現在這行的報酬兩種方式,一是等到寶貝出來後,拿寶物的20%作爲報酬,另一種是提前約定好了拿現金報酬,等到把墓葬打開之後,寶物全都歸主家所有,這些人只能每人分幾十萬的好處費。”
黃一天思考了一下說:“這些文物是國家的,我也只是拿幾樣備用,所以那還是第二種比較的合適。”
樑錦成聽到這兒,心裡也輕鬆了不少,他心說,“看來這個黃一天真的只是想看看”,他看了黃一天一眼說:
“黃書記,我要找的人可不少呢,你要是按照第二種的支付報酬的方式,不管結果怎麼樣,至少要先付給幫忙的人幾百萬呢。”
黃一天皺眉想了一會說:
“那有什麼法子呢?地底下的東西說不定個個都是無價珍寶,我要是把寶物分給了外人,保不準這些人會拿出去變賣,咱們現在乾的並不是能上的了檯面的事情,我寧可多花錢,也不能走漏了風聲啊,再說是國家的東西,我也不能給人分配。”

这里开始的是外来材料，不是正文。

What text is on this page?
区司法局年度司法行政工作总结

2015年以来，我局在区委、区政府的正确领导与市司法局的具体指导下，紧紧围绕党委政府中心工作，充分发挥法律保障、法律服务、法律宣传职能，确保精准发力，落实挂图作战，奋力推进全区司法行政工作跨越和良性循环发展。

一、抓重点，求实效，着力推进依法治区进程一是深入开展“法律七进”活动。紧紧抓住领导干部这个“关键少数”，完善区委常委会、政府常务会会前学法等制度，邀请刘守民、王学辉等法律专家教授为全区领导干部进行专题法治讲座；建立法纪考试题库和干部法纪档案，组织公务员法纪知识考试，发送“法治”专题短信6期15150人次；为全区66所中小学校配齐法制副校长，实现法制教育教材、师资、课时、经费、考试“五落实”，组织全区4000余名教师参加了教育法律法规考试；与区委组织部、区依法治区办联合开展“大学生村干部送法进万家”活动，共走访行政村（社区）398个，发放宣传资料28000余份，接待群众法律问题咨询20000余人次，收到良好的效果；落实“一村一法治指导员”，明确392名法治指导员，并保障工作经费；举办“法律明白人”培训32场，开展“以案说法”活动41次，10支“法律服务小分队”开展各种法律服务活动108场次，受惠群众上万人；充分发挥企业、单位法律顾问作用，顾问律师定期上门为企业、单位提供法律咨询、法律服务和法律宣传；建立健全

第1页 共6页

樑錦成聽了這話,心裡不由暗暗佩服眼前的年輕人果然做事謹慎小心,事情還沒開始,已經想到了後頭幾層了。
樑錦成說:“還有一點,人來了,肯定是晚上施工,只不過我請來的這班人裡頭,有幾個是被公安部門通緝的有犯罪前科的人,他們既然來幫忙,最起碼在幫忙這段時間裡,可不能出什麼岔子。”
黃一天大包大攬的說:“這一點樑老儘管放心,只要是他們安全到了開發區的地盤上,那就是在我的地盤,我保證在幫我黃一天干事期間,安全絕對沒問題。”
樑錦成見黃一天一副不容置疑的說話口氣,微微點頭說:
“好,既然黃書記敢打包票,這件事咱們就這麼說定了,等到寶貝真的弄上來的時候,我不要你的報酬,只要隨便挑一件中意的,這一點黃書記應該會同意吧。”
黃一天聽了這話,心想,“這老傢伙看到寶貝也還是心動的”,就笑道,“那是自然,樑老幫了我這麼大的忙,拿點東西也是應該的,這一點要求我會一定滿足的。”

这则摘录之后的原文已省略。